Currently in the kitchen is Nate Norris, a chef with over 10 years of experience at Zuni over the years, most of which were during Rodger’s tenure at the restaurant. Norris returned to the kitchen last year after the departure of chef Rebecca Boice.
“I think sustained success can enable a place like Zuni to be a place that doesn’t look to trends to guide it,” says Norris. “I don’t ever think about what our food’s going to look like on Instagram. I think [Instagram is] great, but we’ve got this big business humming along and we are fortunate not to have to do that.”
To celebrate 40 years of Zuni, Norris shared some of the restaurant’s carefully collected menus from early in Rodgers’ career there, each covered with handwritten notes on dishes. The menus clearly show the core of the restaurant that is still operating today, based on Rodgers’s vision. The piccolo fritto may change from sand dabs and broccoli to skate wing and grass shrimp, and the gnocchi is accompanied by chanterelles one day and tomato sauce the next, but the menus reflect a constant dedication to ingredients.
“When I started here [in the early ‘00s] she was still here and very active in the day-to-day operations and comparing the pork chop from this week to next. The minutiae was very important and heavily recorded.”

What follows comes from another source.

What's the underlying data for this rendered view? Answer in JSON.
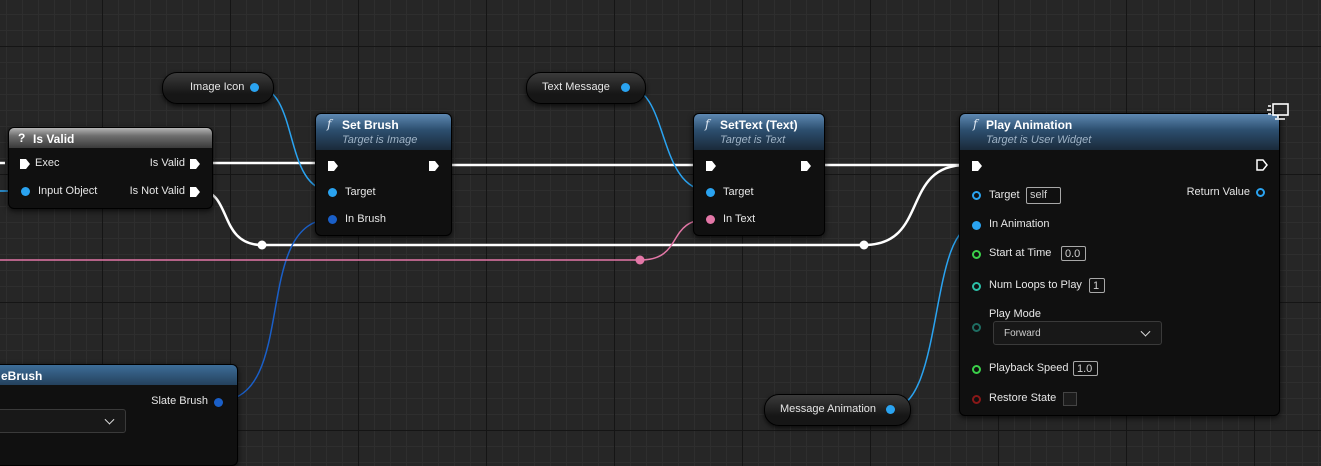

“To go back to menus from 1990 and to see Judy’s scribbles on there, to see what she thought was yummy, or mealy, or what happened and how we should change things for the next day... These menus really display that, the practice of making exhaustive notes on the menu.”
“I think for me, one thing that really comes back is food that’s very approachable and comfortable and well-executed and a real attention to hospitality, especially under Gilbert [Pilgram’s] watch,” says Norris. “I wouldn’t say Zuni has always been known for the best hospitality — it was never bad — but Gilbert really turned that around. [The James Beard Award for Outstanding Service in 2018] really a testament to that: When a restaurant is 39 years old it usually doesn’t have any business being considered for such things.”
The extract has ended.